The Psychological Pressure to Tip
Tipping has evolved into a social expectation rather than a genuine act of generosity. Studies show that most people tip out of obligation rather than appreciation. Digital tipping screens, often pre-set with higher tip percentages, take advantage of this by creating psychological pressure. Many feel guilty selecting "No Tip" while a worker watches or when other customers are nearby.
Research has also found that customers are more likely to tip when the lowest pre-set option is high. If a screen offers 18%, 22%, and 25% as choices, people are less likely to go below the lowest option, even if they normally tip 15%. This tactic increases total tips, but it also warps the idea of voluntary tipping, making it feel mandatory.

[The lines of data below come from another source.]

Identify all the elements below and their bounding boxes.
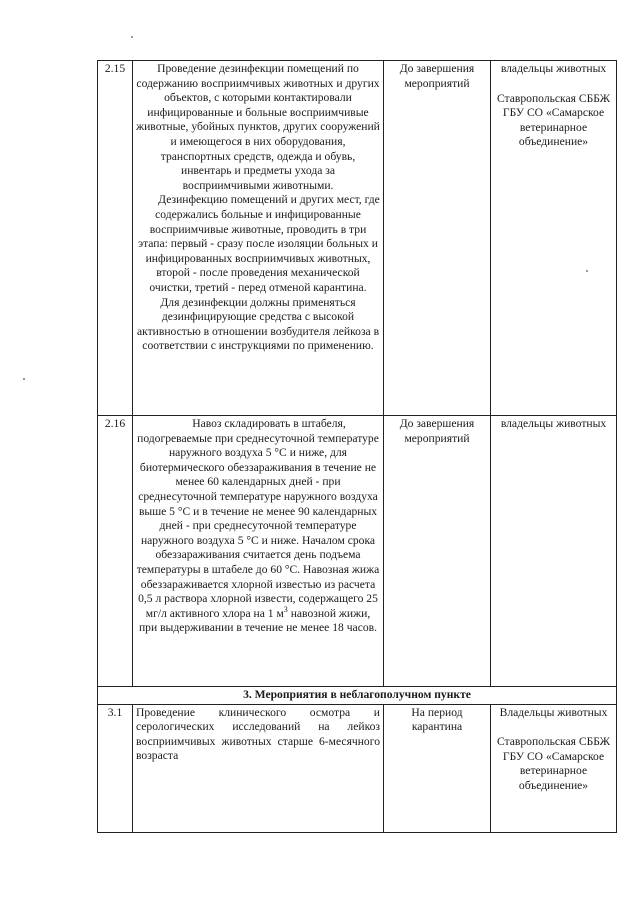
table-row [98, 416, 617, 687]
measure-description: Проведение клинического осмотра и серологических исследований на лейкоз восприимчивых животных старше 6-месячного возраста [133, 704, 384, 832]
measure-paragraph: Для дезинфекции должны применяться дезинфицирующие средства с высокой активностью в отношении возбудителя лейкоза в соответствии с инструкциями по применению. [136, 295, 380, 353]
measure-text: Навоз складировать в штабеля, подогреваемые при среднесуточной температуре наружного воздуха 5 °С и ниже, для биотермического обеззараживания в течение не менее 60 календарных дней - при среднесуточной температуре наружного воздуха выше 5 °С и в течение не менее 90 календарных дней - при среднесуточной температуре наружного воздуха 5 °С и ниже. Началом срока обеззараживания считается день подъема температуры в штабеле до 60 °С. Навозная жижа обеззараживается хлорной известью из расчета 0,5 л раствора хлорной извести, содержащего 25 мг/л активного хлора на 1 м [136, 417, 380, 620]
measure-term: До завершения мероприятий [384, 61, 491, 416]
measure-responsible [491, 61, 617, 416]
section-header-row [98, 687, 617, 705]
scan-speck [131, 36, 133, 38]
responsible-organization: Ставропольская СББЖ ГБУ СО «Самарское ветеринарное объединение» [496, 735, 611, 792]
measure-description [133, 61, 384, 416]
measure-description [133, 416, 384, 687]
responsible-organization: Ставропольская СББЖ ГБУ СО «Самарское ветеринарное объединение» [496, 91, 611, 149]
responsible-owners: владельцы животных [500, 62, 607, 75]
measure-responsible [491, 416, 617, 687]
superscript: 3 [283, 604, 288, 614]
table-row [98, 704, 617, 832]
table-row [98, 61, 617, 416]
section-title: 3. Мероприятия в неблагополучном пункте [98, 687, 617, 705]
scan-speck [23, 378, 25, 380]
row-number: 3.1 [98, 704, 133, 832]
row-number: 2.16 [98, 416, 133, 687]
measure-paragraph: Проведение дезинфекции помещений по содержанию восприимчивых животных и других объектов, с которыми контактировали инфицированные и больные восприимчивые животные, убойных пунктов, других сооружений и имеющегося в них оборудования, транспортных средств, одежда и обувь, инвентарь и предметы ухода за восприимчивыми животными. [136, 62, 380, 192]
measure-paragraph: Дезинфекцию помещений и других мест, где содержались больные и инфицированные восприимчивые животные, проводить в три этапа: первый - сразу после изоляции больных и инфицированных восприимчивых животных, второй - после проведения механической очистки, третий - перед отменой карантина. [138, 193, 380, 294]
row-number: 2.15 [98, 61, 133, 416]
responsible-owners: Владельцы животных [499, 705, 608, 719]
measure-term: До завершения мероприятий [384, 416, 491, 687]
measure-text: навозной жижи, при выдерживании в течение не менее 18 часов. [138, 606, 378, 635]
responsible-owners: владельцы животных [500, 417, 607, 430]
measure-term: На период карантина [384, 704, 491, 832]
measures-table [97, 60, 617, 833]
measure-paragraph [136, 417, 380, 636]
measure-responsible [491, 704, 617, 832]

The Real Problem: A System That Assumes Everyone Can Afford to Tip
The American tipping system is utterly broken. It operates under the assumption that every customer has the disposable income to subsidise wages that businesses should be covering in the first place. Instead of paying staff properly, many employers shift that burden onto the public, turning tipping from a courtesy into a social obligation. The expectation is universal, regardless of whether the person paying can actually afford to contribute extra.
It is an unfair, poorly designed model that punishes both workers and customers while allowing business owners to pocket the difference. Some people can barely afford to eat out themselves, yet they are still expected to cover wages on behalf of multi-million-dollar corporations that refuse to do so. That is not generosity. That is exploitation wrapped in a veneer of social etiquette.
Is There a Better Way?
Some restaurants and businesses have attempted to eliminate tipping by raising wages and adjusting menu prices accordingly. The goal is simple. Workers receive reliable, liveable pay without depending on the unpredictable nature of tips. While some consumers resist the idea of higher prices, this approach leads to greater financial stability for workers and removes the social pressure tied to tipping.
This shift has worked in several places. In Denmark, service workers in restaurants receive higher base wages, and tipping is rare. People still enjoy dining out, and businesses continue to operate successfully. When workers are paid fairly from the start, tipping becomes what it was always meant to be. A thank you, not an expectation.
A Better Way
If tipping is to return to what it was, a reward not a requirement, the base pay problem needs to be fixed. That means eliminating the subminimum wage so that every worker starts at a liveable income. Tips should be what they were meant to be. Appreciation, not obligation.
Until then, people remain stuck in this awkward dance, pretending to have a choice while a screen asks them, ever so politely, to make up the difference.
The man at the self-checkout had the right instinct. "Tip who?" is the wrong question. The right one is. "Why are we still doing this?"